New research by Creditsafe highlights the accounting tricks routinely being used. For example, more than one in 10 companies has been forced to reissue at least 20% of client invoices in the last 12 months and a staggering 96% of UK companies have been forced to reissue a customer invoice in the last 12 months.
Despite the fact that these delaying tactics are causing problems for creditors, especially smaller businesses, these firms are asking for replacement invoices so as to restart the timescale for payment.
Now, they’re not actually saying the dog ate their homework, but 71% are saying they never received the invoice, and 8% are querying the value of the invoice. Other reasons are that the PO number is wrong, it was sent to the wrong person or the wrong address.
Then they uncovered a whole box of tricks about delaying cheque payments – failing to sign it, getting the amount or date incorrect.
But Creditsafe also uncovered some excuses that even better than the dog/homework one:
- “I’m too important to read my post, so why would I know you billed me”- “I’m going through a divorce, please issue the invoice to my soon to be ex-wife!”

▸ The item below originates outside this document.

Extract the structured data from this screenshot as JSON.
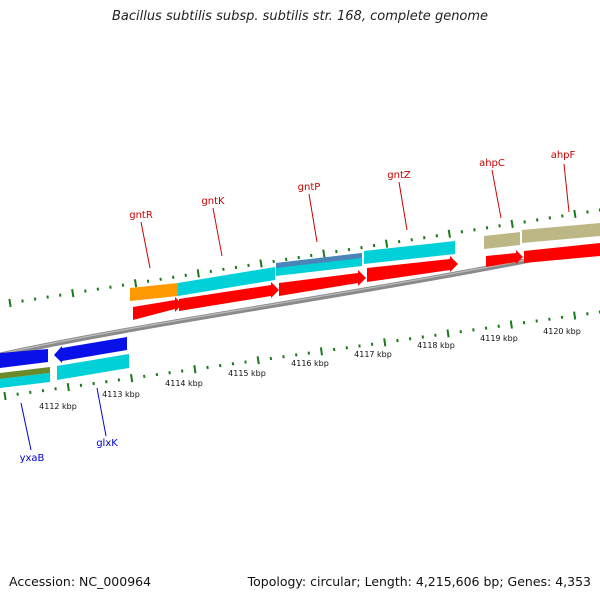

- “My husband has my cheque book and he has now been put in prison”- “Our accounts lady is off at the moment as her cat died”.
- ”The finance director had a heart attack due to stress and can’t sign cheques in hospital.”- “The customer couldn’t get into the office to get the cheque book because the locks had been superglued by travellers. The cheque was for £18,000.”
- “The goods were signed for in a different colour pen to the one our warehouse manager normally uses, so we have to check it was definitely him who signed for the merchandise before we pay you.”- “My wife has gone off to look after the grandchildren for a week and taken the business cheque book with her.”
Entertaining as these excuses may be, it can be bad news for creditors. Please thoroughly check out companies before you supply them and get solid terms and conditions in pace before you start trading. If they’re a poor credit risk or habitual late payers, think carefully before you get involved.